C’est donc un déficit d’environ 1,3 milliard de dinars qui vient exercer, chaque mois, une pression sur l’équilibre budgétaire du pays. Cette situation est principalement due à une considérable hausse des importations. Limitée par la faible technicité de son tissu économique, la Tunisie est contrainte à exporter essentiellement des produits à faible valeur ajoutée (produits agricoles, phosphate, etc…), à bas coût. Cependant, le pays importe des produits à très haute valeur ajoutée dont le prix reflète la valeur technologique (produits automobiles, produits pharmaceutiques, appareils électronique, etc…). Cet écart en termes de valeur et de prix a son impact sur le taux de couverture des importations. Celui-ci a chuté à 67,3%, alors qu’il était de 69,5% en 2016 et de 71,9% en 2015.

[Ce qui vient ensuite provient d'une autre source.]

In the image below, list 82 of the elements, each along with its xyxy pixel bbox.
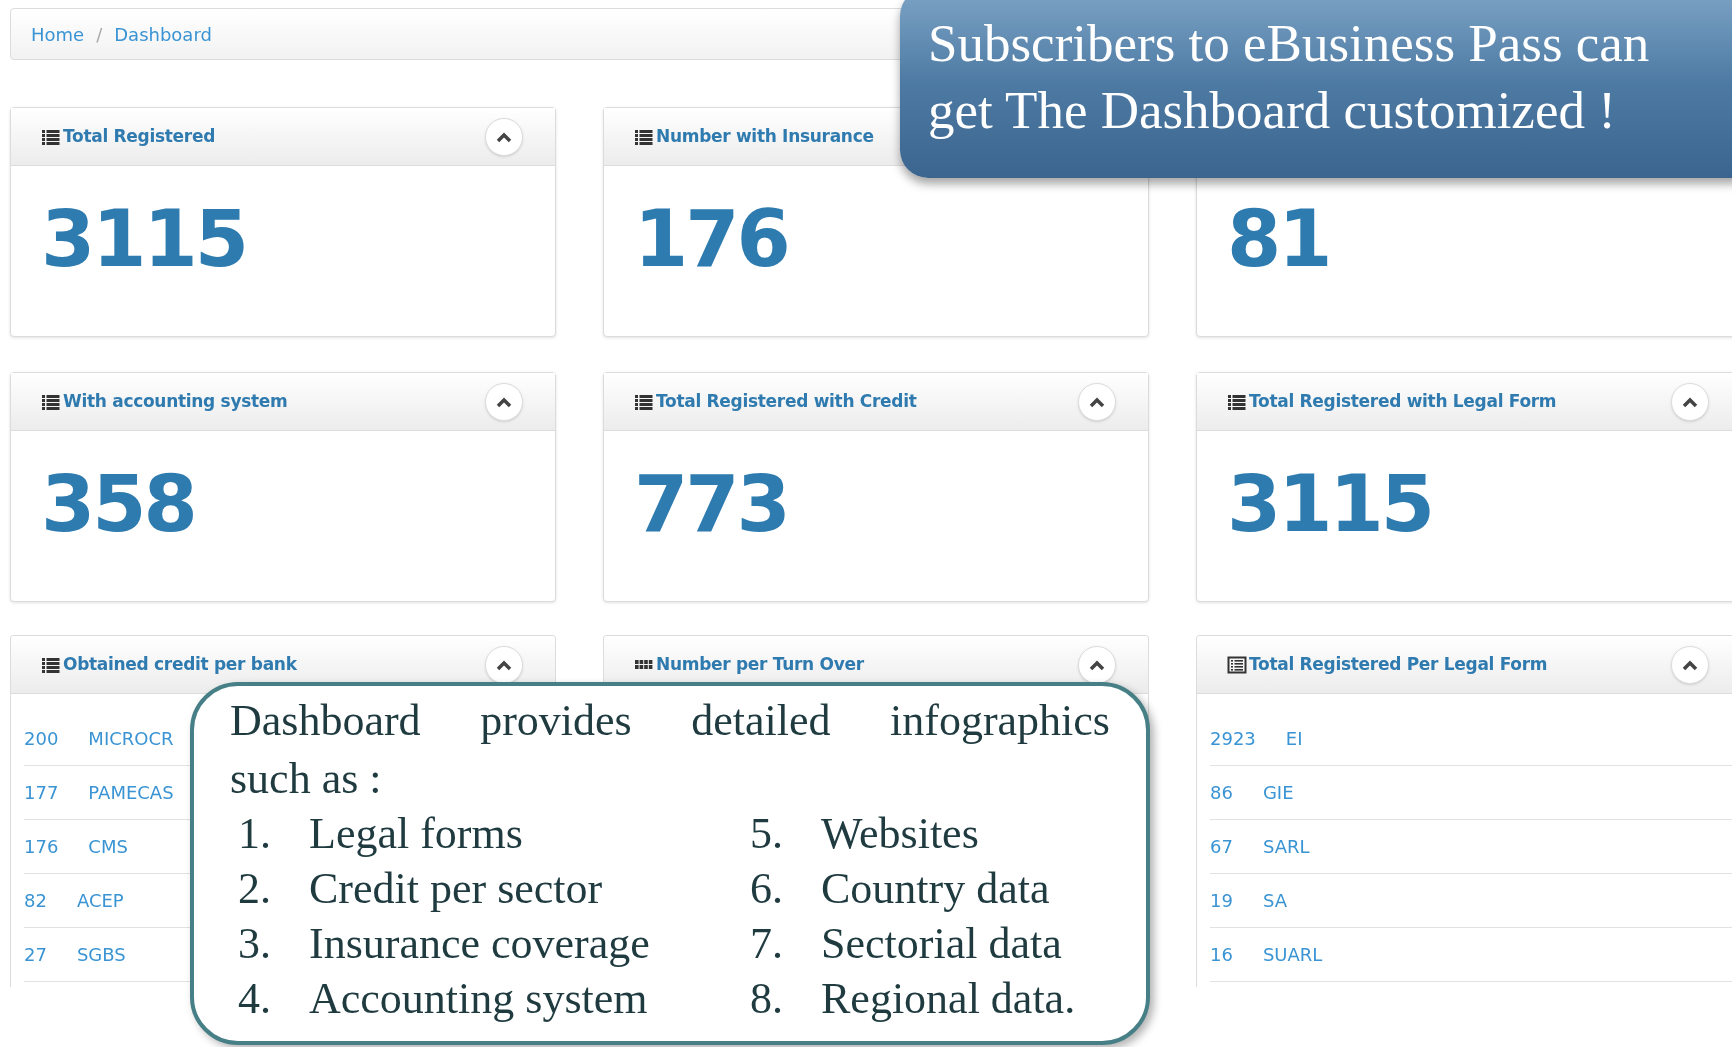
stat-value: 176 [634, 194, 788, 284]
card-title: With accounting system [63, 389, 288, 413]
row-count: 86 [1210, 781, 1233, 805]
row-label: PAMECAS [88, 781, 174, 805]
collapse-button[interactable] [485, 117, 523, 156]
list-number: 1. [237, 808, 272, 860]
breadcrumb-link[interactable]: Home [31, 20, 85, 48]
row-label: CMS [88, 835, 128, 859]
chevron-up-icon [1089, 658, 1105, 671]
callout-text: get The Dashboard customized ! [928, 80, 1617, 141]
card-title: Total Registered with Credit [656, 389, 917, 413]
list-icon [634, 127, 654, 146]
intro-text: detailed [691, 695, 831, 747]
row-count: 19 [1210, 889, 1233, 913]
card-title: Total Registered with Legal Form [1249, 389, 1557, 413]
row-count: 27 [24, 943, 47, 967]
row-label: ACEP [76, 889, 124, 913]
chevron-up-icon [496, 395, 512, 408]
row-count: 177 [24, 781, 59, 805]
grid-icon [634, 660, 654, 669]
list-item-text: Insurance coverage [309, 918, 650, 970]
card-title: Total Registered Per Legal Form [1249, 652, 1548, 676]
card-title: Number with Insurance [656, 124, 874, 148]
row-count: 67 [1210, 835, 1233, 859]
intro-text: infographics [890, 695, 1110, 747]
row-count: 176 [24, 835, 59, 859]
collapse-button[interactable] [1078, 382, 1116, 421]
stat-value: 3115 [1227, 459, 1433, 549]
callout-text: Subscribers to eBusiness Pass can [928, 13, 1651, 74]
list-number: 3. [237, 918, 272, 970]
chevron-up-icon [1682, 658, 1698, 671]
row-label: MICROCR [88, 727, 174, 751]
list-number: 8. [749, 973, 784, 1025]
row-count: 200 [24, 727, 59, 751]
breadcrumb-separator: / [96, 22, 103, 47]
chevron-up-icon [496, 130, 512, 143]
row-label: SARL [1262, 835, 1310, 859]
list-number: 6. [749, 863, 784, 915]
row-label: GIE [1262, 781, 1294, 805]
row-label: SUARL [1262, 943, 1323, 967]
list-icon [634, 392, 654, 411]
row-count: 2923 [1210, 727, 1256, 751]
list-icon [41, 127, 61, 146]
breadcrumb-link[interactable]: Dashboard [114, 20, 212, 48]
list-item-text: Sectorial data [821, 918, 1062, 970]
collapse-button[interactable] [1671, 645, 1709, 684]
chevron-up-icon [496, 658, 512, 671]
collapse-button[interactable] [1078, 645, 1116, 684]
table-icon [1227, 655, 1247, 674]
card-title: Number per Turn Over [656, 652, 864, 676]
row-label: SGBS [76, 943, 126, 967]
list-item-text: Websites [821, 808, 979, 860]
stat-value: 3115 [41, 194, 247, 284]
collapse-button[interactable] [1671, 382, 1709, 421]
stat-value: 773 [634, 459, 788, 549]
stat-value: 81 [1227, 194, 1330, 284]
row-label: SA [1262, 889, 1287, 913]
chevron-up-icon [1682, 395, 1698, 408]
list-item-text: Accounting system [309, 973, 648, 1025]
collapse-button[interactable] [485, 382, 523, 421]
list-item-text: Country data [821, 863, 1050, 915]
row-count: 82 [24, 889, 47, 913]
collapse-button[interactable] [485, 645, 523, 684]
card-title: Obtained credit per bank [63, 652, 297, 676]
list-icon [41, 392, 61, 411]
chevron-up-icon [1089, 395, 1105, 408]
list-item-text: Legal forms [309, 808, 523, 860]
list-number: 4. [237, 973, 272, 1025]
intro-text: such as : [230, 753, 382, 805]
row-count: 16 [1210, 943, 1233, 967]
intro-text: Dashboard [230, 695, 421, 747]
stat-value: 358 [41, 459, 195, 549]
list-icon [1227, 392, 1247, 411]
card-title: Total Registered [63, 124, 216, 148]
list-icon [41, 655, 61, 674]
list-number: 7. [749, 918, 784, 970]
list-item-text: Credit per sector [309, 863, 603, 915]
list-number: 5. [749, 808, 784, 860]
row-label: EI [1285, 727, 1303, 751]
list-item-text: Regional data. [821, 973, 1076, 1025]
intro-text: provides [480, 695, 632, 747]
list-number: 2. [237, 863, 272, 915]
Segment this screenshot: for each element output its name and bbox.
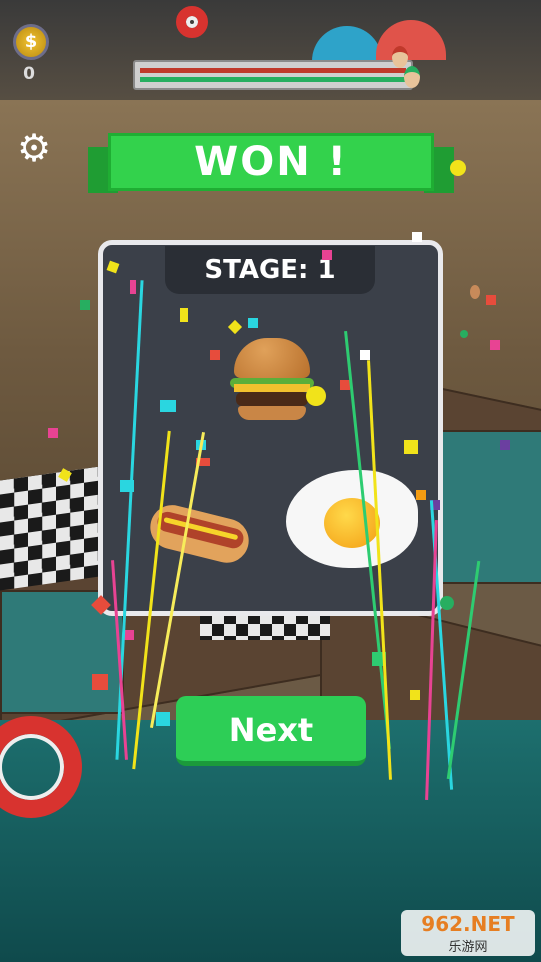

Importations : la fuite en avant

En temps normal, la hausse des importations peut être interprétée comme un signe de reprise économique, étant donné que les investissements dans certains secteurs sont généralement accompagnés d’une importation de biens d’équipement. Or, actuellement, ce n’est pas le cas. Lors de son audition à l’ARP, le gouverneur de la Banque Centrale, Chedly Ayari, avait tiré la sonnette d’alarme par rapport à l’incapacité de l’Etat à maitriser les importations. « On est arrivé à des niveaux historiques dans le déficit commercial, dû aux excédents entre les importations et les exportations, et les importations ne sont pas toutes nécessaires à nos besoins », relève-t-il.

Ses propos ont été confirmés le lendemain par le secrétaire d’Etat au Commerce, Abdellatif Hmam : « La Tunisie a importé des produits non-essentiels pour une valeur de 5 milliards de dinars dont 140 millions de dinars destinés à l’importation de la mayonnaise et du ketchup ». Ceci n’est qu’un gaspillage des avoirs en devises, spécialement en cette période de crise. Devant ce constat, on ne peut que reprocher aux autorités leurs insuffisances, notamment en matière d’incitations à l’investissement, pour répondre à la demande locale. Les reproches concernent également les industriels, qui n’ont pas assez investi dans la qualité pour se conformer aux standards internationaux.

Les répercussions sur les avoirs en devises

La balance commerciale a un impact direct sur la situation monétaire du pays, car son déficit ne se résorbe qu’avec une injection de devises. Et c’est là que le bât blesse, ce mois-ci les réserves en devises sont tombées sous la barre fatidique des 100 jours. Un indicateur alarmant par rapport à la situation budgétaire, notamment pour le remboursement de la dette extérieure, mais également pour la valeur du dinar qui n’a cessé de chuter ces dernières semaines. Le gouverneur de la BCT a prévenu :

Dans nos relations internationales, notre déficit courant est limité à 8,4% du PIB. Avec les tendances actuelles, on va pouvoir dépasser les 10% du PIB si on ne prend pas de mesures. C’est un seuil extrêmement grave. Il est donc urgent et vital pour le pays de limiter les importations.

Pour faire face à cette urgence, le gouvernement envisage d’appliquer des mesures pour limiter l’importation des produits de consommation non-essentiels. C’est ce qu’a annoncé le ministre du Commerce et de l’Industrie, Zied Laâdhari. Parmi ces mesures : le renforcement des contrôles techniques sur les importations, l’augmentation des taxes douanières sur les produits non-essentiels, la réduction des crédits destinés à l’importation de produits non-essentiels (en coordination avec la Banque Centrale), la rationalisation des importations des institutions et établissements publics, et la réduction des quotas pour les concessionnaires automobiles. Le gouvernement, pourrait-il faire appliquer ces mesures sans trahir ses engagements avec les partenaires internationaux ou déstabiliser les importateurs du secteur privé ? Les indicateurs qui seront publiés dans 6 mois nous en diront plus.